Wasserrechtsgesetz 1959 (WRG 1959)
§ 48. Wirtschaftsbeschränkungen im Bereich von Gewässern
(1) Bei Gewässern, die häufig ihre Ufer überfluten, dürfen an den Ufern und innerhalb der Grenzen des Hochwasserabflusses (Überschwemmungsgebietes, § 38 Abs. 3) keine Ablagerungen vorgenommen werden, die Wasserverheerungen erheblich vergrößern oder die Beschaffenheit des Wassers wesentlich beeinträchtigen können.
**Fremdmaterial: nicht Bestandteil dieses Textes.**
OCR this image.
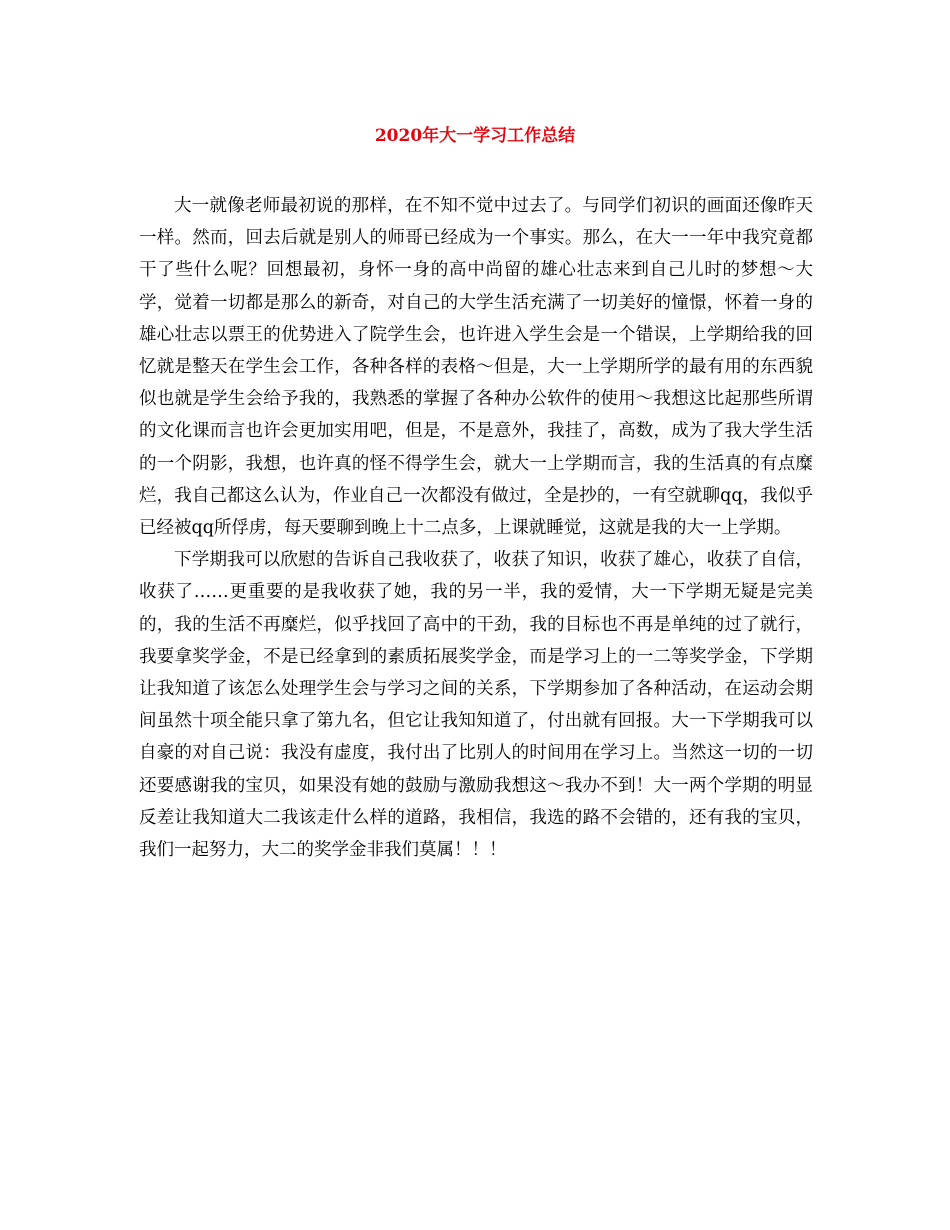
2020年大一学习工作总结

大一就像老师最初说的那样，在不知不觉中过去了。与同学们初识的画面还像昨天一样。然而，回去后就是别人的师哥已经成为一个事实。那么，在大一一年中我究竟都干了些什么呢？回想最初，身怀一身的高中尚留的雄心壮志来到自己儿时的梦想～大学，觉着一切都是那么的新奇，对自己的大学生活充满了一切美好的憧憬，怀着一身的雄心壮志以票王的优势进入了院学生会，也许进入学生会是一个错误，上学期给我的回忆就是整天在学生会工作，各种各样的表格～但是，大一上学期所学的最有用的东西貌似也就是学生会给予我的，我熟悉的掌握了各种办公软件的使用～我想这比起那些所谓的文化课而言也许会更加实用吧，但是，不是意外，我挂了，高数，成为了我大学生活的一个阴影，我想，也许真的怪不得学生会，就大一上学期而言，我的生活真的有点糜烂，我自己都这么认为，作业自己一次都没有做过，全是抄的，一有空就聊qq，我似乎已经被qq所俘虏，每天要聊到晚上十二点多，上课就睡觉，这就是我的大一上学期。

下学期我可以欣慰的告诉自己我收获了，收获了知识，收获了雄心，收获了自信，收获了……更重要的是我收获了她，我的另一半，我的爱情，大一下学期无疑是完美的，我的生活不再糜烂，似乎找回了高中的干劲，我的目标也不再是单纯的过了就行，我要拿奖学金，不是已经拿到的素质拓展奖学金，而是学习上的一二等奖学金，下学期让我知道了该怎么处理学生会与学习之间的关系，下学期参加了各种活动，在运动会期间虽然十项全能只拿了第九名，但它让我知知道了，付出就有回报。大一下学期我可以自豪的对自己说：我没有虚度，我付出了比别人的时间用在学习上。当然这一切的一切还要感谢我的宝贝，如果没有她的鼓励与激励我想这～我办不到！大一两个学期的明显反差让我知道大二我该走什么样的道路，我相信，我选的路不会错的，还有我的宝贝，我们一起努力，大二的奖学金非我们莫属！！！
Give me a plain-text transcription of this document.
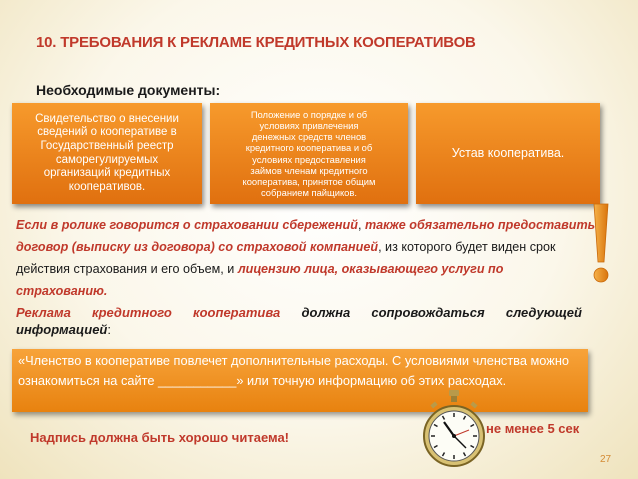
10. ТРЕБОВАНИЯ К РЕКЛАМЕ КРЕДИТНЫХ КООПЕРАТИВОВ
Необходимые документы:
Свидетельство о внесении
сведений о кооперативе в
Государственный реестр
саморегулируемых
организаций кредитных
кооперативов.
Положение о порядке и об
условиях привлечения
денежных средств членов
кредитного кооператива и об
условиях предоставления
займов членам кредитного
кооператива, принятое общим
собранием пайщиков.
Устав кооператива.
Если в ролике говорится о страховании сбережений, также обязательно предоставить договор (выписку из договора) со страховой компанией, из которого будет виден срок действия страхования и его объем, и лицензию лица, оказывающего услуги по страхованию.
Реклама кредитного кооператива должна сопровождаться следующей
информацией:
«Членство в кооперативе повлечет дополнительные расходы. С условиями членства можно ознакомиться на сайте ___________» или точную информацию об этих расходах.
Надпись должна быть хорошо читаема!
не менее 5 сек
27
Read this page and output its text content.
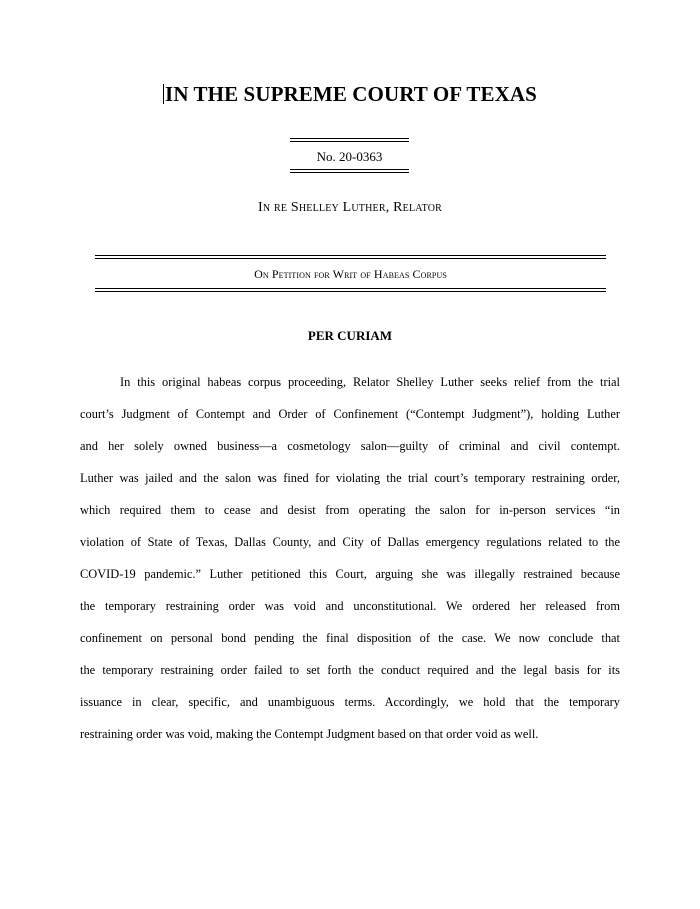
IN THE SUPREME COURT OF TEXAS
No. 20-0363
In re Shelley Luther, Relator
On Petition for Writ of Habeas Corpus
PER CURIAM
In this original habeas corpus proceeding, Relator Shelley Luther seeks relief from the trial
court’s Judgment of Contempt and Order of Confinement (“Contempt Judgment”), holding Luther
and her solely owned business—a cosmetology salon—guilty of criminal and civil contempt.
Luther was jailed and the salon was fined for violating the trial court’s temporary restraining order,
which required them to cease and desist from operating the salon for in-person services “in
violation of State of Texas, Dallas County, and City of Dallas emergency regulations related to the
COVID-19 pandemic.” Luther petitioned this Court, arguing she was illegally restrained because
the temporary restraining order was void and unconstitutional. We ordered her released from
confinement on personal bond pending the final disposition of the case. We now conclude that
the temporary restraining order failed to set forth the conduct required and the legal basis for its
issuance in clear, specific, and unambiguous terms. Accordingly, we hold that the temporary
restraining order was void, making the Contempt Judgment based on that order void as well.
Dasselbe gilt für die Ablagerung von Abfällen in aufgelassenen Brunnen oder in Sand- und Schottergruben.
(2) Überdies kann der Landeshauptmann, soweit dies zur Instand- und Reinhaltung von Gewässern sowie zur Vermeidung von Wasserschäden für bestimmte Gewässerstrecken oder Grundwasserbereiche – ausgenommen zum Schutz von Wasserversorgungsanlagen nach § 34 – notwendig ist, durch Verordnung untersagen oder regeln:
- die Ausübung der Viehweide auf den Uferböschungen und Dämmen sowie im Bereich der Uferpflanzungen,
- jede die Lockerung und den Abbruch des Erdreiches fördernde Art der Bodenbenutzung,
- die Ablagerung von Abfälle und anderen die Beschaffenheit der Gewässer beeinträchtigenden Stoffen an den Ufern und in Überschwemmungsgebieten,
- die Verwendung näher zu bezeichnender Stoffe zur Düngung oder Schädlingsbekämpfung.
(3) Weitergehende Anordnungen der gemäß § 140 Abs. 1 Z. 5 aufrechterhaltenen Gesetze bleiben unberührt.